Clearly, my comparison for a trans-time-zone transmission line and
electricity storage is still far too simple to capture the full benefits of
either technology. However, in an age when storage
technologies are still mostly experimental while transmission technologies
are well-established, it seems clear to me that our first efforts should be to
capture those large-scale gains we can with a robust national grid. With
President-Elect Obama promising "green" infrastructure
to jumpstart the economy, neglecting electricity
transmission would be a tragic mistake.
What's Stopping Us?
To a believer in free markets, it's probably quite surprising that such large
economic opportunities exist. Similar to the untapped
opportunities in energy efficiency, market barriers have crippled the
national electric grid. The most obvious barriers are those of people
who object to how they look. Because of the need for long, contiguous
corridors, negotiation with individual landowners has delayed many projects for
years.
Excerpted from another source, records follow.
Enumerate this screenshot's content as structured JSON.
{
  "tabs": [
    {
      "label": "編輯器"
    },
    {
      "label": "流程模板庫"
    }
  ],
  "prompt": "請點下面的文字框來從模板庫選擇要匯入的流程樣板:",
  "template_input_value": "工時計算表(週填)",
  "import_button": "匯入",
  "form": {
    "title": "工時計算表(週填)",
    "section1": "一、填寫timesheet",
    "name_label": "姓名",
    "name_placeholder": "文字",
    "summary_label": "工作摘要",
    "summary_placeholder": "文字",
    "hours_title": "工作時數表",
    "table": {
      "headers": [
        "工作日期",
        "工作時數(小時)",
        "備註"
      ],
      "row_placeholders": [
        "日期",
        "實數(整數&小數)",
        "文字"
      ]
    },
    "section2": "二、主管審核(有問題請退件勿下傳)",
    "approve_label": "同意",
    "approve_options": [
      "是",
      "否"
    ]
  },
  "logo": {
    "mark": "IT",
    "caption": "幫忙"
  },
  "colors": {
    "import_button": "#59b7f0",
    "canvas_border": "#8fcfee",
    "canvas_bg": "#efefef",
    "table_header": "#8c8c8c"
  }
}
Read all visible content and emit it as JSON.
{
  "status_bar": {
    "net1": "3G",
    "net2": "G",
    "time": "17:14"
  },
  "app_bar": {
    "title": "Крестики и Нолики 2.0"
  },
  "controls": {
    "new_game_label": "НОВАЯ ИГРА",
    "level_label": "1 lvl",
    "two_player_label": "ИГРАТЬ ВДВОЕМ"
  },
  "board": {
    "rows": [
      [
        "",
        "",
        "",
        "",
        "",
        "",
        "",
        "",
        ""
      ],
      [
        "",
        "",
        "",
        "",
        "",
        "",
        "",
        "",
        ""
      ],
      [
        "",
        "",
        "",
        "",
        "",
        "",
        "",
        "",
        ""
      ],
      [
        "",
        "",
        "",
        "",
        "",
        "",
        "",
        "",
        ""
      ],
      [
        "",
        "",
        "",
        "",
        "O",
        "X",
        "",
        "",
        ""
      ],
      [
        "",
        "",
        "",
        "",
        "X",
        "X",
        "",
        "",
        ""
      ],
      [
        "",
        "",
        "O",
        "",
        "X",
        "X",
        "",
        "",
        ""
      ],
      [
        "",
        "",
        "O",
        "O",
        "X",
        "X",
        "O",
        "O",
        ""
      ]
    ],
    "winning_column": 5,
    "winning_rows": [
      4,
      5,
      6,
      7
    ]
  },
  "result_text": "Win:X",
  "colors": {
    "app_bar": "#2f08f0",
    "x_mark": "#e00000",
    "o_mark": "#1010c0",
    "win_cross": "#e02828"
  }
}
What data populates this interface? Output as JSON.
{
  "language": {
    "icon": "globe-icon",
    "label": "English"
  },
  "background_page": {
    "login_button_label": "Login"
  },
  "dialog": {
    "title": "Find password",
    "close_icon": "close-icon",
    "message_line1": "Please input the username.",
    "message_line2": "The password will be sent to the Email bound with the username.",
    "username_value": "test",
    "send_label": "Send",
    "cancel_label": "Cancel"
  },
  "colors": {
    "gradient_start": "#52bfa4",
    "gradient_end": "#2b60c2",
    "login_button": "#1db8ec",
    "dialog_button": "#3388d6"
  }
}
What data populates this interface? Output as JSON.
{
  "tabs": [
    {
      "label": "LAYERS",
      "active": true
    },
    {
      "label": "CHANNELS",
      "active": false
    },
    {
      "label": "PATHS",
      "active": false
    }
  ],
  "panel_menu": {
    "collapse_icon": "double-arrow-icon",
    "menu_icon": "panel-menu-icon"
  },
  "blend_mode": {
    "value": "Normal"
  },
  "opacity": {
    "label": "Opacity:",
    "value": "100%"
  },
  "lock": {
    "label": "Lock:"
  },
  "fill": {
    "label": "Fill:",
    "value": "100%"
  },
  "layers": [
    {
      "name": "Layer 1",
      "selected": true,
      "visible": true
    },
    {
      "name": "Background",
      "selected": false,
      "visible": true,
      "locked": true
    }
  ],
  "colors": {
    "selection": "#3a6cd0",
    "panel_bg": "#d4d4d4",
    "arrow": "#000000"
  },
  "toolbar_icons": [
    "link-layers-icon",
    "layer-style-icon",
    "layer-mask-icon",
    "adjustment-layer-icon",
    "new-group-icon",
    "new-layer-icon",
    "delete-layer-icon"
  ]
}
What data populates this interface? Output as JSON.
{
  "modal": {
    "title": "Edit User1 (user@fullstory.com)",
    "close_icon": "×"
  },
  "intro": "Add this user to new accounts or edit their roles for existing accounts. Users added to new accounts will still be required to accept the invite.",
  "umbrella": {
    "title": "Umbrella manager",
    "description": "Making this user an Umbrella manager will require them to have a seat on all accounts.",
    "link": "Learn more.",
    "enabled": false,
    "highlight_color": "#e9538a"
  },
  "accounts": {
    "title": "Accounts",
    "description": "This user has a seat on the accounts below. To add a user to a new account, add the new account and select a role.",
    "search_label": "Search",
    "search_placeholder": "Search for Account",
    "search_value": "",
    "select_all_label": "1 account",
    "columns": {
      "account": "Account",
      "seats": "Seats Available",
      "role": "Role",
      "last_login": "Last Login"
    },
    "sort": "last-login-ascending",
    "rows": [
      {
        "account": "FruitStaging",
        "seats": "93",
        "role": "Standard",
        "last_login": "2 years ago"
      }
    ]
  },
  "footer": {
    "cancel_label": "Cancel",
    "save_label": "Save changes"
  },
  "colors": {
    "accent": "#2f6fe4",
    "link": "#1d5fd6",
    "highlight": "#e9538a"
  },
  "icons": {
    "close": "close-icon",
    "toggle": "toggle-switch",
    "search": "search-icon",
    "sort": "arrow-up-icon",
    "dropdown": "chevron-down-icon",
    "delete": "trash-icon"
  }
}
For many large projects, the power of eminent
domain is essential. This is why T.
Boone Pickens combined his wind plan with plans for a water pipeline from the Ogallala
Aquifer. In Texas, water projects have eminent domain, while
electricity projects do not.
There are also significant regulatory barriers. Electricity
deregulation in many states meant that utilities often had
no incentive to invest in new transmission infrastructure[pdf].
Furthermore, electricity planning is done state-by-state and region by region,
with the North America carved up into nine independent regions.
Currently these problems are only being addressed on a state and regional
basis. A robust national grid will require all these problems to be
addressed at a national level. One approach might be for Congress to
create a national transmission planning authority with the right of eminent
domain, or the right to use the right of ways along the interstate highways
Is that too much to hope?